Headlines: June 15th, 2007



Social Services leaders are calling on families and the wider community to play their part in tackling the growing problem of abuse of older people. The Association of Directors of Adult Social Services says its members are doing everything in their power to stamp out the problem, but budget constraints are limiting contact with potential victims.

ADASS president Anne Williams has welcomed today’s Action on Elder Abuse Day and a report from the Government and Comic Relief on the incidence of abuse. “Both will provide more publicity and help ensure that people suffering abuse know that they can contact their local authority for support; that they know how to, and that they can be confident that they, or the person being mistreated, will be protected and supported.”

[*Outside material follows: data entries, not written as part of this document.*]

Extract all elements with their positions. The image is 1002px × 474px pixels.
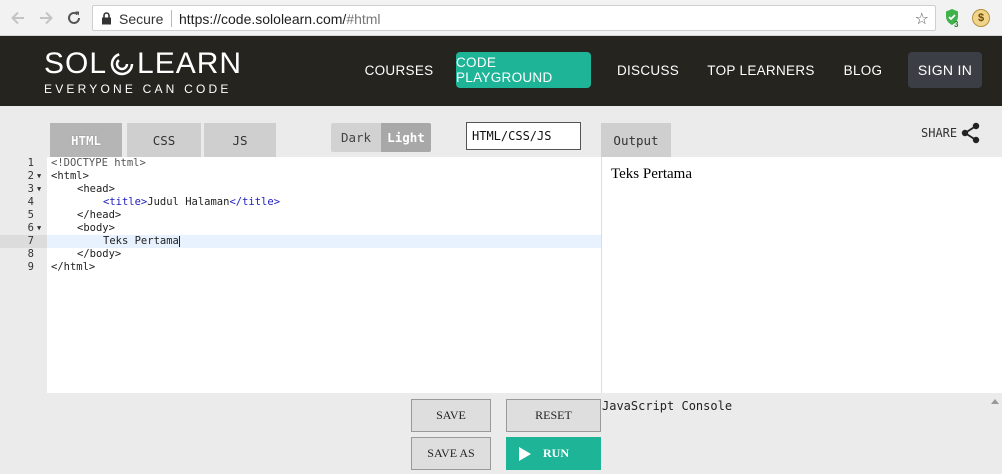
line-number: 7 [27,235,34,247]
fold-arrow-icon[interactable]: ▼ [37,170,41,183]
nav-code-playground[interactable]: CODE PLAYGROUND [456,52,591,88]
line-number: 5 [27,209,34,221]
code-line[interactable]: 4 <title>Judul Halaman</title> [0,196,601,209]
share-button[interactable]: SHARE [921,122,981,144]
line-number: 8 [27,248,34,260]
site-header: SOL LEARN EVERYONE CAN CODE COURSES CODE… [0,36,1002,106]
reload-icon[interactable] [62,6,86,30]
code-content: Judul Halaman [147,196,230,208]
code-line[interactable]: 6 ▼ <body> [0,222,601,235]
code-text: Teks Pertama [103,235,180,248]
theme-dark-button[interactable]: Dark [331,123,381,152]
logo-text-left: SOL [44,47,108,80]
url-text[interactable]: https://code.sololearn.com/#html [179,11,381,27]
logo-text-right: LEARN [137,47,243,80]
secure-label: Secure [119,11,164,27]
code-text: <head> [77,183,115,195]
code-line[interactable]: 2 ▼ <html> [0,170,601,183]
lock-icon [101,12,112,30]
code-text: <title>Judul Halaman</title> [103,196,280,209]
browser-chrome: Secure https://code.sololearn.com/#html … [0,0,1002,36]
bookmark-star-icon[interactable]: ☆ [915,9,929,29]
run-label: RUN [543,446,569,460]
run-button[interactable]: RUN [506,437,601,470]
javascript-console[interactable]: JavaScript Console [601,393,1002,474]
tab-css[interactable]: CSS [127,123,201,157]
nav-discuss[interactable]: DISCUSS [608,52,688,88]
code-text: <body> [77,222,115,234]
coin-extension-icon[interactable]: $ [972,9,990,27]
code-line[interactable]: 1 <!DOCTYPE html> [0,157,601,170]
code-tag: </title> [229,196,281,208]
code-text: </html> [51,261,96,273]
code-tag: <title> [103,196,148,208]
nav-blog[interactable]: BLOG [836,52,890,88]
code-editor[interactable]: 1 <!DOCTYPE html> 2 ▼ <html> 3 ▼ <head> … [0,157,601,393]
nav-top-learners[interactable]: TOP LEARNERS [704,52,818,88]
code-text: </body> [77,248,122,260]
share-label: SHARE [921,126,958,140]
line-number: 9 [27,261,34,273]
logo-tagline: EVERYONE CAN CODE [44,82,232,96]
sololearn-logo[interactable]: SOL LEARN EVERYONE CAN CODE [44,47,243,97]
back-arrow-icon[interactable] [6,6,30,30]
scroll-up-arrow-icon[interactable] [991,399,999,404]
reset-button[interactable]: RESET [506,399,601,432]
fold-arrow-icon[interactable]: ▼ [37,222,41,235]
play-icon [519,446,531,461]
code-line[interactable]: 3 ▼ <head> [0,183,601,196]
code-line[interactable]: 9 </html> [0,261,601,274]
line-number: 2 [27,170,34,182]
output-panel: Teks Pertama [601,157,1002,393]
code-text: <!DOCTYPE html> [51,157,146,169]
line-number: 4 [27,196,34,208]
sign-in-button[interactable]: SIGN IN [908,52,982,88]
code-text: <html> [51,170,89,182]
tab-html[interactable]: HTML [50,123,122,157]
nav-courses[interactable]: COURSES [358,52,440,88]
url-main: https://code.sololearn.com/ [179,11,347,27]
theme-light-button[interactable]: Light [381,123,431,152]
line-number: 1 [27,157,34,169]
code-line[interactable]: 5 </head> [0,209,601,222]
text-cursor [178,235,180,247]
language-selector[interactable]: HTML/CSS/JS [466,122,581,150]
share-icon [961,122,980,144]
line-number: 6 [27,222,34,234]
extension-badge: 3 [954,20,959,29]
forward-arrow-icon[interactable] [34,6,58,30]
console-label: JavaScript Console [602,399,733,413]
code-line[interactable]: 8 </body> [0,248,601,261]
code-line-active[interactable]: 7 Teks Pertama [0,235,601,248]
save-as-button[interactable]: SAVE AS [411,437,491,470]
url-hash: #html [346,11,381,27]
logo-swirl-icon [110,52,134,76]
line-number: 3 [27,183,34,195]
tab-js[interactable]: JS [204,123,276,157]
fold-arrow-icon[interactable]: ▼ [37,183,41,196]
output-text: Teks Pertama [611,166,693,182]
code-content: Teks Pertama [103,235,179,247]
shield-extension-icon[interactable]: 3 [944,8,960,31]
address-bar[interactable]: Secure https://code.sololearn.com/#html … [92,5,936,31]
tab-output[interactable]: Output [601,123,671,157]
theme-toggle: Dark Light [331,123,431,152]
playground-workspace: HTML CSS JS Dark Light HTML/CSS/JS Outpu… [0,106,1002,474]
save-button[interactable]: SAVE [411,399,491,432]
address-separator [171,10,172,27]
code-text: </head> [77,209,122,221]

She said Social Services departments were making big strides, within their resources, to deal with abuse but she was concerned that current funding levels meant older people had to be in comparatively greater need before they were eligible for local services. “This means we are in contact with fewer elderly people than we should like, and many opportunities for identifying abuse are consequently lost,” she added.

Ms Williams said budget limitations should never be used as an excuse for poor services but they should not be ignored and she said the Association also needed to work with the Government to identify any gaps in legislation. The call for this review was welcomed by Gary FitzGerald, Chief Executive of Action on Elder Abuse.

Meanwhile the Commission for Social Care Inspection’s Chief Inspector, Paul Snell, said the Comic Relief study was ‘a significant report’ and said it was important for all agencies, the public, politicians, regulators and policy makers to take a strong stand against the abuse of older people. “Professional care agencies and care workers must remain vigilant and report the small minority of people in their industry who are giving others a bad name,” he said.